Among the frequently asked questions I receive about the new resource, Focus on the Five Practices: A Congregation-Wide Initiative are, “What if we already had a sermon series on the Five Practices?” and “What if our congregation has already used Five Practices of Fruitful Congregations for a book study or leadership training?” Are the new materials helpful if we’ve already done these things?
Remember that the goal of presenting the Five Practices is to develop a unifying common language that stimulates action toward greater fruitfulness, to experience a shift in culture and attitude from maintenance to mission, from “What’s in it for me?” to “How can I help?” The purpose is to reinvigorate the congregation with a sense of purpose and connection to God and the ministry of Jesus Christ. Through focusing on the Five Practices, people grow in their understanding of the “why” of church life, increasing their motivation and passion for ministry.
These are practices. They are not a program or package or one-time “how-to” quick fix. Just as we watch major league baseball players repeat, improve, and deepen the same essential tasks of batting, catching, and running as we see little leaguers do, so also a congregation at every stage and size becomes more fruitful by repeating and deepening and improving the practices. No pro baseball player says, “I don’t practice batting anymore…I’ve got that down!” No congregation can say, “We’re already done Risk-taking Mission and Service so we’re beyond that now!”
So, what if our congregation has already used Five Practices of Fruitful Congregations for a book study or leadership training?
Great! This means that your leadership or some part of the congregation is already acquainted with the power of these practices to stimulate greater excellence and fruitfulness. However, the full effectiveness of these practices to shape congregational culture is limited when only the church staff or leaders or one small group are familiar with the concepts. The Focus on the Five Practices initiative moves the language deeper into the awareness and practice of the congregation, beyond the leaders to the volunteers and teachers and into the daily lives of members and guests. If you have already studied Five Practices of Fruitful Congregations, you are one step ahead. Establish the teams, organize the congregation-wide initiative, preach the sermon series, use the videos, and distribute the daily devotional book, Cultivating Fruitfulness, and the whole church will come alive with a renewed and unifying sense of purpose.
What if we have already had a sermon series on the Five Practices?
Hundreds of pastors have already preached sermons on the Five Practices, and this should not limit a congregation from participating in a more in-depth, congregation-wide consideration of the practices.

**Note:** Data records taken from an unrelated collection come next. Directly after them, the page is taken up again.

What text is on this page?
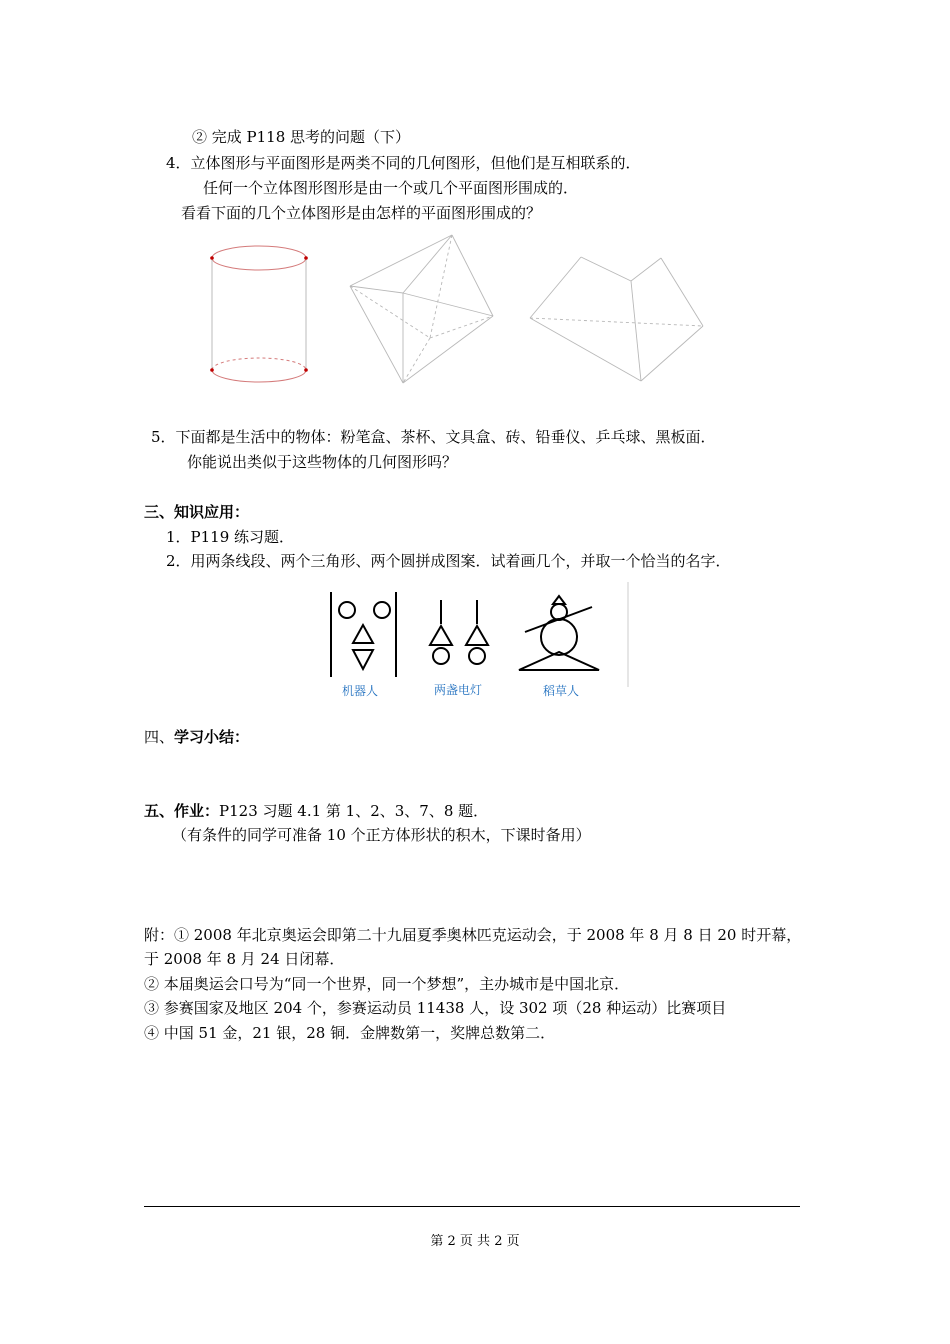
② 完成 P118 思考的问题（下）
4．立体图形与平面图形是两类不同的几何图形，但他们是互相联系的．
任何一个立体图形图形是由一个或几个平面图形围成的．
看看下面的几个立体图形是由怎样的平面图形围成的？
5．下面都是生活中的物体：粉笔盒、茶杯、文具盒、砖、铅垂仪、乒乓球、黑板面．
你能说出类似于这些物体的几何图形吗？
三、知识应用：
1．P119 练习题．
2．用两条线段、两个三角形、两个圆拼成图案．试着画几个，并取一个恰当的名字．
机器人	两盏电灯	稻草人
四、学习小结：
五、作业：P123 习题 4.1 第 1、2、3、7、8 题．
（有条件的同学可准备 10 个正方体形状的积木，下课时备用）
附：① 2008 年北京奥运会即第二十九届夏季奥林匹克运动会，于 2008 年 8 月 8 日 20 时开幕，
于 2008 年 8 月 24 日闭幕．
② 本届奥运会口号为“同一个世界，同一个梦想”，主办城市是中国北京．
③ 参赛国家及地区 204 个，参赛运动员 11438 人，设 302 项（28 种运动）比赛项目
④ 中国 51 金，21 银，28 铜．金牌数第一，奖牌总数第二．
第 2 页 共 2 页
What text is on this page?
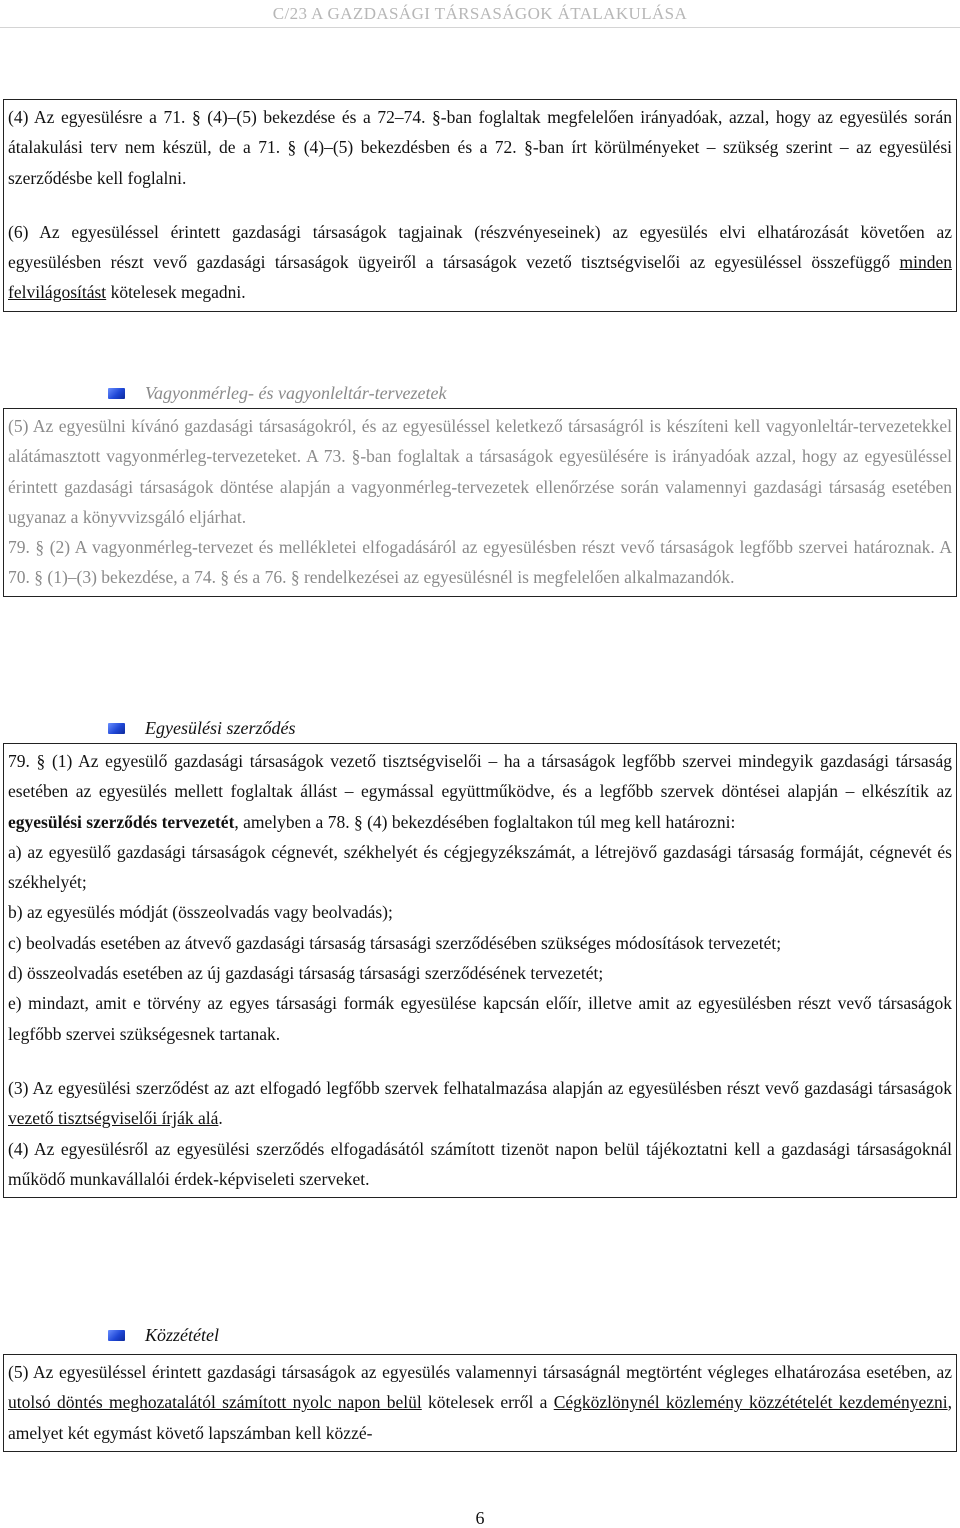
C/23 A GAZDASÁGI TÁRSASÁGOK ÁTALAKULÁSA

(4) Az egyesülésre a 71. § (4)–(5) bekezdése és a 72–74. §-ban foglaltak megfelelően irányadóak, azzal, hogy az egyesülés során átalakulási terv nem készül, de a 71. § (4)–(5) bekezdésben és a 72. §-ban írt körülményeket – szükség szerint – az egyesülési szerződésbe kell foglalni.

(6) Az egyesüléssel érintett gazdasági társaságok tagjainak (részvényeseinek) az egyesülés elvi elhatározását követően az egyesülésben részt vevő gazdasági társaságok ügyeiről a társaságok vezető tisztségviselői az egyesüléssel összefüggő minden felvilágosítást kötelesek megadni.

Vagyonmérleg- és vagyonleltár-tervezetek

(5) Az egyesülni kívánó gazdasági társaságokról, és az egyesüléssel keletkező társaságról is készíteni kell vagyonleltár-tervezetekkel alátámasztott vagyonmérleg-tervezeteket. A 73. §-ban foglaltak a társaságok egyesülésére is irányadóak azzal, hogy az egyesüléssel érintett gazdasági társaságok döntése alapján a vagyonmérleg-tervezetek ellenőrzése során valamennyi gazdasági társaság esetében ugyanaz a könyvvizsgáló eljárhat.

79. § (2) A vagyonmérleg-tervezet és mellékletei elfogadásáról az egyesülésben részt vevő társaságok legfőbb szervei határoznak. A 70. § (1)–(3) bekezdése, a 74. § és a 76. § rendelkezései az egyesülésnél is megfelelően alkalmazandók.

Egyesülési szerződés

79. § (1) Az egyesülő gazdasági társaságok vezető tisztségviselői – ha a társaságok legfőbb szervei mindegyik gazdasági társaság esetében az egyesülés mellett foglaltak állást – egymással együttműködve, és a legfőbb szervek döntései alapján – elkészítik az egyesülési szerződés tervezetét, amelyben a 78. § (4) bekezdésében foglaltakon túl meg kell határozni:

a) az egyesülő gazdasági társaságok cégnevét, székhelyét és cégjegyzékszámát, a létrejövő gazdasági társaság formáját, cégnevét és székhelyét;

b) az egyesülés módját (összeolvadás vagy beolvadás);

c) beolvadás esetében az átvevő gazdasági társaság társasági szerződésében szükséges módosítások tervezetét;

d) összeolvadás esetében az új gazdasági társaság társasági szerződésének tervezetét;

e) mindazt, amit e törvény az egyes társasági formák egyesülése kapcsán előír, illetve amit az egyesülésben részt vevő társaságok legfőbb szervei szükségesnek tartanak.

(3) Az egyesülési szerződést az azt elfogadó legfőbb szervek felhatalmazása alapján az egyesülésben részt vevő gazdasági társaságok vezető tisztségviselői írják alá.

(4) Az egyesülésről az egyesülési szerződés elfogadásától számított tizenöt napon belül tájékoztatni kell a gazdasági társaságoknál működő munkavállalói érdek-képviseleti szerveket.

Közzététel

(5) Az egyesüléssel érintett gazdasági társaságok az egyesülés valamennyi társaságnál megtörtént végleges elhatározása esetében, az utolsó döntés meghozatalától számított nyolc napon belül kötelesek erről a Cégközlönynél közlemény közzétételét kezdeményezni, amelyet két egymást követő lapszámban kell közzé-

6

Because of the infinitely possible examples, stories, scriptural foundations, and personal applications of the Five Practices, the pastor could develop another series on the Five Practices with new sermon material. In fact, the new Leader Manual includes sample sermons and DVD videos that can help stimulate new ideas. Or the pastor may wish to slightly alter the focus to add new depth to what she or he previously preached. For instance, instead of a sermon entitled “Radical Hospitality,” the pastor could develop a sermon on “Radical Hospitality and the Fruitful Christian Life” to make the topic more focused on personal discipleship, or “Radical Hospitality and Engaging the Stranger” to give a greater focus to our social witness of reaching the poor. The possibilities are unlimited. Or the congregation may wish to invite laypersons, guest speakers, or youth to lead the sermon series.
When I served as pastor, our church staff made it an annual habit to use a few weeks in late August and early September to preach a sermon series that reviewed and renewed the basic understandings and expectations of church membership and Christian discipleship and to focus on our mission as a congregation. We chose this time for the series because late August and early September was when people returned from summer vacations, new fall programs and classes began, attendance increased after the summer slump, and new people visited as school started. We varied the titles somewhat, but each year we would repeat the basic commitments and common understandings of our mission. Other churches do something similar in January, and some would do it in preparation each year for their stewardship emphasis. If I were serving a congregation now, I’d make some sort of review of the five practices a regular feature of the annual schedule. The more deeply the language of Radical Hospitality, Passionate Worship, Intentional Faith Development, Risk-taking Mission and Service, and Extravagant Generosity are embedded in the hearts and minds of our members and friends, the more alive and responsive our churches will become in our mission.